It is nearly six years ago, but a memory that is ever present to Nabiullah who is a husband and father of eight. The day he stepped on an explosive device and was severely injured changed his life forever. Nabiullah lost both legs and his ability to work and financially support his family.
Now, bound to a wheelchair, he describes tremendous hardship – yet resilience– during yet another cold and foodless winter. The past months have been particularly challenging, Nabiullah explains, with his family relying on a diet of mostly bread, tea, and yoghurt, often with no choice but to skip meals altogether.
Neglected for decades
DRC meets Nabiullah’s family, alongside 150 other households from their village in Nawa, as they have just received emergency cash assistance under the EU-funded Secure, Accessible First-Line Emergency Response, known as the SAFER project.
Like Nabiullah, all other households in Nawa receiving emergency support are hard hit by multiple crises. Their reality is scarred by decades of conflict, risks from unexploded ordnances, the 2021 drought being the worst in 27 years, and a deepening poverty only worsened since the rapid change in power dynamics in August 2021. Food insecurity is a brutal fact here as well as across most of Afghanistan.

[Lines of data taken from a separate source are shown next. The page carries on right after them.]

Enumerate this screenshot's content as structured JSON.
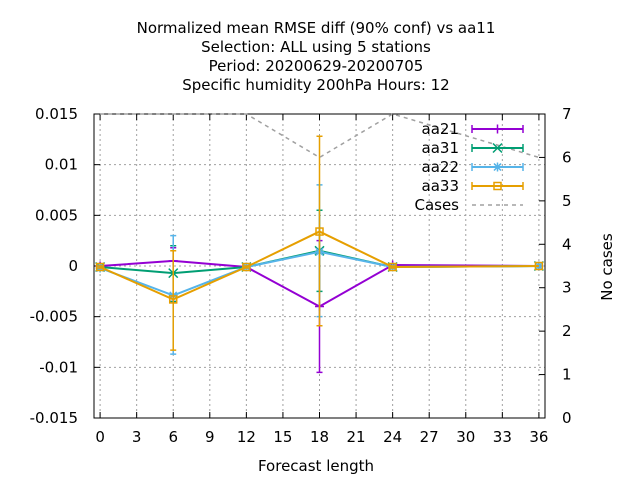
{
  "chart_data": {
    "type": "line",
    "title_lines": [
      "Normalized mean RMSE diff (90% conf) vs aa11",
      "Selection: ALL using     5 stations",
      "Period: 20200629-20200705",
      "Specific humidity 200hPa   Hours:  12"
    ],
    "xlabel": "Forecast length",
    "ylabel": "",
    "y2label": "No cases",
    "xlim": [
      -0.5,
      36.5
    ],
    "ylim": [
      -0.015,
      0.015
    ],
    "y2lim": [
      0,
      7
    ],
    "xticks": [
      0,
      3,
      6,
      9,
      12,
      15,
      18,
      21,
      24,
      27,
      30,
      33,
      36
    ],
    "yticks": [
      -0.015,
      -0.01,
      -0.005,
      0,
      0.005,
      0.01,
      0.015
    ],
    "ytick_labels": [
      "-0.015",
      "-0.01",
      "-0.005",
      "0",
      "0.005",
      "0.01",
      "0.015"
    ],
    "y2ticks": [
      0,
      1,
      2,
      3,
      4,
      5,
      6,
      7
    ],
    "grid": true,
    "legend_position": "top-right",
    "series": [
      {
        "name": "aa21",
        "color": "#9400d3",
        "marker": "plus",
        "axis": "y",
        "x": [
          0,
          6,
          12,
          18,
          24,
          36
        ],
        "y": [
          0,
          0.0005,
          -0.0001,
          -0.004,
          0.0001,
          0
        ],
        "err_low": [
          0,
          -0.0035,
          -0.0002,
          -0.0105,
          0,
          0
        ],
        "err_high": [
          0,
          0.0018,
          0,
          0.0025,
          0.0002,
          0
        ]
      },
      {
        "name": "aa31",
        "color": "#009e73",
        "marker": "x",
        "axis": "y",
        "x": [
          0,
          6,
          12,
          18,
          24,
          36
        ],
        "y": [
          -0.0001,
          -0.0007,
          -0.0001,
          0.0015,
          -0.0001,
          0
        ],
        "err_low": [
          -0.0002,
          -0.0035,
          -0.0002,
          -0.0025,
          -0.0002,
          0
        ],
        "err_high": [
          0,
          0.002,
          0,
          0.0055,
          0,
          0
        ]
      },
      {
        "name": "aa22",
        "color": "#56b4e9",
        "marker": "star",
        "axis": "y",
        "x": [
          0,
          6,
          12,
          18,
          24,
          36
        ],
        "y": [
          -0.0002,
          -0.0029,
          -0.0001,
          0.0014,
          -0.0001,
          0
        ],
        "err_low": [
          -0.0003,
          -0.0087,
          -0.0002,
          -0.005,
          -0.0002,
          0
        ],
        "err_high": [
          0,
          0.003,
          0,
          0.008,
          0,
          0
        ]
      },
      {
        "name": "aa33",
        "color": "#e69f00",
        "marker": "square",
        "axis": "y",
        "x": [
          0,
          6,
          12,
          18,
          24,
          36
        ],
        "y": [
          -0.0001,
          -0.0033,
          -0.0001,
          0.0034,
          -0.0001,
          0
        ],
        "err_low": [
          -0.0002,
          -0.0083,
          -0.0002,
          -0.0059,
          -0.0002,
          0
        ],
        "err_high": [
          0,
          0.0015,
          0,
          0.0128,
          0,
          0
        ]
      },
      {
        "name": "Cases",
        "color": "#a0a0a0",
        "marker": "none",
        "dashed": true,
        "axis": "y2",
        "x": [
          0,
          6,
          12,
          18,
          24,
          36
        ],
        "y": [
          7,
          7,
          7,
          6,
          7,
          6
        ]
      }
    ]
  }
}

News from Nawa were rare earlier on in this neglected and almost forgotten area, as has been the case with many other remote communities that only now are becoming accessible and possible to help.
Before the new de facto authorities took power, the isolated Nawa district had been under Taliban control for over a decade. Cut off from mobile networks and without a single school, Nawa is a remote and historically underserved district that has previously received little to no humanitarian assistance.
People here describe recurrent and severe shortages of food, health issues, and loss of lives —resonated by the presence of several orphaned children gathered around the area. Nabiullah’s son pushes the wheelchair with his father away from the crowd after receiving the emergency aid grant that will help the family through part of the winter.
DRC will deliver emergency support to around 154,000 vulnerable Afghans in remote areas across 11 of the country’s 34 provinces as part of the SAFER project. In addition to cash assistance provided for families to meet their basic needs, DRC’s Mine Action team will clear areas and reduce threats from explosive remnants of war to make the land safe for those who live there— and prevent families from suffering the way Nabiullah’s has.